IN THE NEWS ~ "the government's decision to close B.C.'s regional office for emergency oil-spill responders is reckless"
April 21st, 2012 - 12:30am
Environment minister questions timing of federal cuts to oil-spill staff in B.C
Larry Pynn, Vancouver Sun, Online
B.C. Environment Minister Terry Lake has questioned the timing of the federal government's decision to remove oil spill staff from Vancouver just as industry is proposing an increase in oil tanker traffic in the harbour.
"Obviously I was very concerned when I heard this," he said in an interview Friday.
"I see it as a bit of a public relations issue, for sure. I mean, when you're talking about pipeline projects and increased pipeline capacity, to take these guys and move them doesn't look very good."

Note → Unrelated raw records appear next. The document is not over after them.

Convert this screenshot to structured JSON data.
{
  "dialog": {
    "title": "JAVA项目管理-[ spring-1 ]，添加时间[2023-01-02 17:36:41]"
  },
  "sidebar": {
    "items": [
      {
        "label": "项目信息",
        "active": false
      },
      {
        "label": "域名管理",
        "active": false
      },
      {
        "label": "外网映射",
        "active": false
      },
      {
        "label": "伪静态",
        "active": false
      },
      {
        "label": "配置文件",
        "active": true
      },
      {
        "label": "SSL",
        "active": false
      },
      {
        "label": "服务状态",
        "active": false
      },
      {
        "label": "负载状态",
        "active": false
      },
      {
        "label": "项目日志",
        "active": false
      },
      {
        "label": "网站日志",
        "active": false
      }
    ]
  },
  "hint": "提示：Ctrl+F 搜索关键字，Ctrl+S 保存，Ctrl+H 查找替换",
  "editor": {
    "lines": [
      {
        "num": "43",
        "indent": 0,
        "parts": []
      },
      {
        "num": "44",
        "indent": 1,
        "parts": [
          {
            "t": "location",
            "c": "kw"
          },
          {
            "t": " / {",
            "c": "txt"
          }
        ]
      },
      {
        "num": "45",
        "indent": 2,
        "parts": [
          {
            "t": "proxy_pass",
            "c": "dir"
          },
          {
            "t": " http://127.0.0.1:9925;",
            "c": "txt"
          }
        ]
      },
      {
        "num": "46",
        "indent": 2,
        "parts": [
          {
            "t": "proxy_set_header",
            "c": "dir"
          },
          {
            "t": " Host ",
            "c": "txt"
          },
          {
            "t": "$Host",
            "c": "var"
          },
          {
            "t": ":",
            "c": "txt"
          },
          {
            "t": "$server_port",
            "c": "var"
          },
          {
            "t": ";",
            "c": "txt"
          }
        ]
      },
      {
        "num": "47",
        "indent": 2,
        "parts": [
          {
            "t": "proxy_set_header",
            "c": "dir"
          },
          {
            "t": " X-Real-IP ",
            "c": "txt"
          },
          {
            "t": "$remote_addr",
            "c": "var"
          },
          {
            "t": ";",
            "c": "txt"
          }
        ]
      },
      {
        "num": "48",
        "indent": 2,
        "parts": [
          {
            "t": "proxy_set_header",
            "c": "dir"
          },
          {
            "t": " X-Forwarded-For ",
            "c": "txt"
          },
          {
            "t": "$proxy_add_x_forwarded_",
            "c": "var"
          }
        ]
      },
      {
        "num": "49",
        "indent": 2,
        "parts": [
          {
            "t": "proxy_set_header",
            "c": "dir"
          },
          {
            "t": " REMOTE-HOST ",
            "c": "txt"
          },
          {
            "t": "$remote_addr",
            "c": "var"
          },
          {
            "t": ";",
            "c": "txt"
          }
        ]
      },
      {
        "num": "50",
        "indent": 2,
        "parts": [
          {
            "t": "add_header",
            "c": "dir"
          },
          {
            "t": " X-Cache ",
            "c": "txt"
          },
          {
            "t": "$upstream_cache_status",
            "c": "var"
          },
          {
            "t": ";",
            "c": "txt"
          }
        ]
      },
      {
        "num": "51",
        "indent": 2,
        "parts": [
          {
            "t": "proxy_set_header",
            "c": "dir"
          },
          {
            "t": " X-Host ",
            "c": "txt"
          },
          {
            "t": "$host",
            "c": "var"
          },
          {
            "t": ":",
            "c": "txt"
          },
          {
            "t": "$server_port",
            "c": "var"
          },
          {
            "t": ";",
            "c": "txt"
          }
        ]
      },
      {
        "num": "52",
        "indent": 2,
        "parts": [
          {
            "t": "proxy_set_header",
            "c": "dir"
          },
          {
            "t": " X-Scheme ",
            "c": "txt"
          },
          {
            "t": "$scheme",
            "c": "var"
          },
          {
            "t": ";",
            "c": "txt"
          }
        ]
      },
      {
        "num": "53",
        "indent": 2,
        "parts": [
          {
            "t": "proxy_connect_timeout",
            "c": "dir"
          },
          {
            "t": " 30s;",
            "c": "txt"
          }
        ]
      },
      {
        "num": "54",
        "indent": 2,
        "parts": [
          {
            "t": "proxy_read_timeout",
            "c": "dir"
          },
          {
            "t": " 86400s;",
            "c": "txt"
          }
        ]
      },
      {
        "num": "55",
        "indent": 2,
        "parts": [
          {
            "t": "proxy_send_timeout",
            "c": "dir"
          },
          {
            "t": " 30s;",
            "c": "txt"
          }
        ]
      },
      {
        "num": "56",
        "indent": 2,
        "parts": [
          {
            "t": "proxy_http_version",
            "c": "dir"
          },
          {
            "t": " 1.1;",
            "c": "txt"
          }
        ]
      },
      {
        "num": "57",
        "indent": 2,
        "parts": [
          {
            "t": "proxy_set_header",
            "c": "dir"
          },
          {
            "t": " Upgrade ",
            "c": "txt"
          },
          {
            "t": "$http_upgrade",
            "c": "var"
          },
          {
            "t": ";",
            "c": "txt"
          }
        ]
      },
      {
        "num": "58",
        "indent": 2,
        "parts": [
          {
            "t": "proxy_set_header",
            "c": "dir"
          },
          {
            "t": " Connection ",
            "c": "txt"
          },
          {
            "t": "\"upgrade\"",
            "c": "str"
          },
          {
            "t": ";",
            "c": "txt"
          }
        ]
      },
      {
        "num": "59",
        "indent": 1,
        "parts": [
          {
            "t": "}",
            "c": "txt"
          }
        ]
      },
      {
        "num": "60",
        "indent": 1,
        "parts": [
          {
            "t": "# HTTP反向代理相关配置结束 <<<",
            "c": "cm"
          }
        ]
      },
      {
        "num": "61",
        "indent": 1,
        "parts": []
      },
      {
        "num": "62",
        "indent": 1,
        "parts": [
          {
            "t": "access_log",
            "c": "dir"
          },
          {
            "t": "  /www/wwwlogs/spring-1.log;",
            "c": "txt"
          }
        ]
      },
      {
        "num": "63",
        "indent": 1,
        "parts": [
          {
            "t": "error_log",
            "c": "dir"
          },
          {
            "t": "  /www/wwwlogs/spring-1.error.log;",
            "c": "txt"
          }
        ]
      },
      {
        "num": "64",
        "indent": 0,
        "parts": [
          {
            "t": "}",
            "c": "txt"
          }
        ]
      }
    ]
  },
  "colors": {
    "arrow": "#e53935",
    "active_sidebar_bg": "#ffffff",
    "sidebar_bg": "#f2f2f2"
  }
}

Lake said that federal officials have informed his staff that five Vancouver employees dealing with "science and policy related to oil spills" - but not front-line responders - are being relocated to Montreal and Ottawa.
The five are among 42 Environment Canada employees in the B.C./Yukon region affected by federal cost-saving initiatives, he said.
Environment Canada spokesman Mark Johnson said that a more coordinated national model for the Environmental Emergencies Program will "realize ongoing savings" of $3.78 million.
Said Lake: "They've told us - and I believe this to be true - that they [the five] are not boots on the ground, not the people who respond to an actual oil spill. That was a relief to know."
As a part of a $5-billion project, Texas-based Kinder Morgan Energy plans to increase pipeline capacity to Metro Vancouver from Alberta to 850,000 barrels of crude oil daily from the current 300,000 barrels.
That's enough to fill 25 to 30 tankers a month through the company's Westridge terminal in Burnaby.
An oil spill in Vancouver harbour would have devastating environmental consequences, including for thousands of overwintering birds, species such as the surf scoter and Barrow's goldeneye.
At the same time, the $5.5-billion Enbridge Northern Gateway project to deliver bitumen from Alberta to Kitimat would add an estimated 220 tankers per year to the fragile waters of B.C.'s north coast.
Said Lake: "British Columbians won't tolerate any reduced ability to respond to adverse events in the marine environment - and from what we've heard, we don't believe that to be the case."
Johnson said Environment Canada will continue to provide scientific advice in emergencies, and "neither Canadians nor the environment will be put at greater risk."
Johnson noted the Canadian Coast Guard is the federal government's primary responder to an oil spill and that Environment Canada offers technical and scientific advice and "does not typically send staff members to the site of an emergency."
B.C. typically takes the lead government role when spills affect coastlines, while Ottawa steps in when oil spreads to federal lands or the ocean and international waterways.
In the event of a spill, Environment Canada can provide scientific advice to the lead agency by phone, Johnson said, including the location of environmentally sensitive lands or species at risk, weather forecasts, modelling predictions of the dispersion of a plume, or advice on cleanup techniques.
"This is information we can, and will continue, to provide from a centralized location," he said.
He could not provide more specific information on all 42 jobs affected by budget cuts.
Opposition critics aren't buying the government's logic, saying that the decision couldn't come at a worse time.
NDP energy and natural resources critic Peter Julian, MP for Burnaby-New Westminster, said in a statement that the government's decision to close B.C.'s regional office is reckless.
"Closing the only west coast response centre for emergency oil spills, while on the other hand paving the way for increased oil tanker traffic - it's irresponsible and arrogant.
"For the Conservatives to say to British Columbians, 'In the event of an environmental catastrophe, leave a voicemail message in Ottawa,' is shameful. How can they treat British Columbians so badly?"
Vessels in Canadian waters must also have an oil-pollution emergency plan and an arrangement with an oil-spill response organization.
Transport Canada, which regulates oil spill prevention and response, has certified the Western Canada Marine Response Corp. as the oil spill response organization to handle the west coast of B.C.
The polluter is responsible for cleaning up any spill, appointing an on-scene commander and managing the response to the spill. The Canadian Coast Guard monitors the overall response, and, if the polluter is unable or unwilling to act, takes over the response command.